Atopic dermatitis is thought to affect about 10-15% of the population, and is more common in cooler climates and urban areas. It usually starts during the first year of life or in early childhood – most often in infants between 2 and 6 month of age. Half of all diagnoses are made during the first year of life. An additional 30% begin between 1 and 5 years of age.
The prospects for people with atopic dermatitis are generally good. Most cases resolve completely by early adulthood, or even sooner. However, it will persist in 2-10% of adults, when it occurs more often as mild to moderately severe hand dermatitis.
The disease has a fluctuating course, as we have described, flaring up rapidly and disappearing just as quickly, without any visible or identifiable trigger. Sometimes, however, patients can attribute the flare to a recent activity or event. For example, eating seafood or egg protein is blamed, or using a particular soap or bath product. One must be aware that such associations are often coincidental and, in reality, the disease follows its own “natural” course. The duration of remissions, or eczema-free periods, between flares is extremely variable, lasting from a few months to several years.
One can’t predict with any certainly which cases will disappear completely, and when this may happen. They are, however, some risk factors for persistence of atopic dermatitis into adulthood. These include: being female, onset after age 2, severe dermatitis in childhood, a family history of atopy, and previous or existing asthma or allergic rhinitis.
Allergic contact dermatitis
This is seen in about 1-2 % of Western societies; it’s more common in people who have used medical applications to the skin for chronic skin diseases. It develops differently from atopic dermatitis. As the name implies, the condition is caused by direct contact with a ‘trigger agent’, or allergen, and one can expect the symptoms to disappear if this substance is kept from reaching the skin.
Allergic contact dermatitis can occur early in life, most often seen the first time with adhesive plasters (‘Band-Aids’). Or a girl may discover she has a nickel allergy at the time of puberty when she starts to wear jewelry.

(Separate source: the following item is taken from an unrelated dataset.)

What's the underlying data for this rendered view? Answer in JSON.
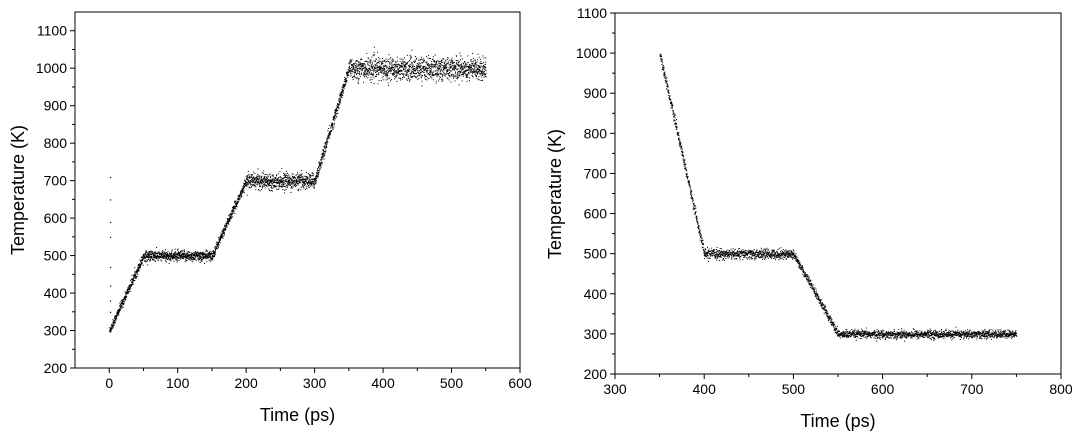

Symptoms of allergic contact dermatitis may often be avoided with a little care, by keeping away from contact with known substances that provoke the allergy. Although this seems very easy, it is not always possible to identify an individual’s particular trigger agent. This may be partly because the body requires time to develop it’s ‘protective’ allergic reaction. Delay between exposure and the appearance of symptoms can blur the connection.
In some cases, the allergen is known but cannot be avoided, because it’s part of the environment — for instance, sunlight, or something in the workplace. In rare instances, the allergen may cause quite severe allergic reactions, such as those seen with antibiotics.
Irritant contact dermatitis
This condition affects near 3% of the population, and is more frequent in adults. Patients with atopic dermatitis are especially prone to this type of irritant effect. People may develop reactions to products that come into contact with the skin even if they have been using them for many years without problems. This is because it takes repeated injury to the skin over time for the reaction to develop.
Typically these irritant substances are clothing or chemicals. Once a person is affected, the typical skin reaction will usually appear within 6-12 hours of further contact, at the site where the irritant has contacted the skin. The dermatitis disappears rapidly if there is no further contact with the irritant, provided there is no infection present. Repeated exposure to an irritant at the workplace is sometimes difficult to avoid and requires special measures.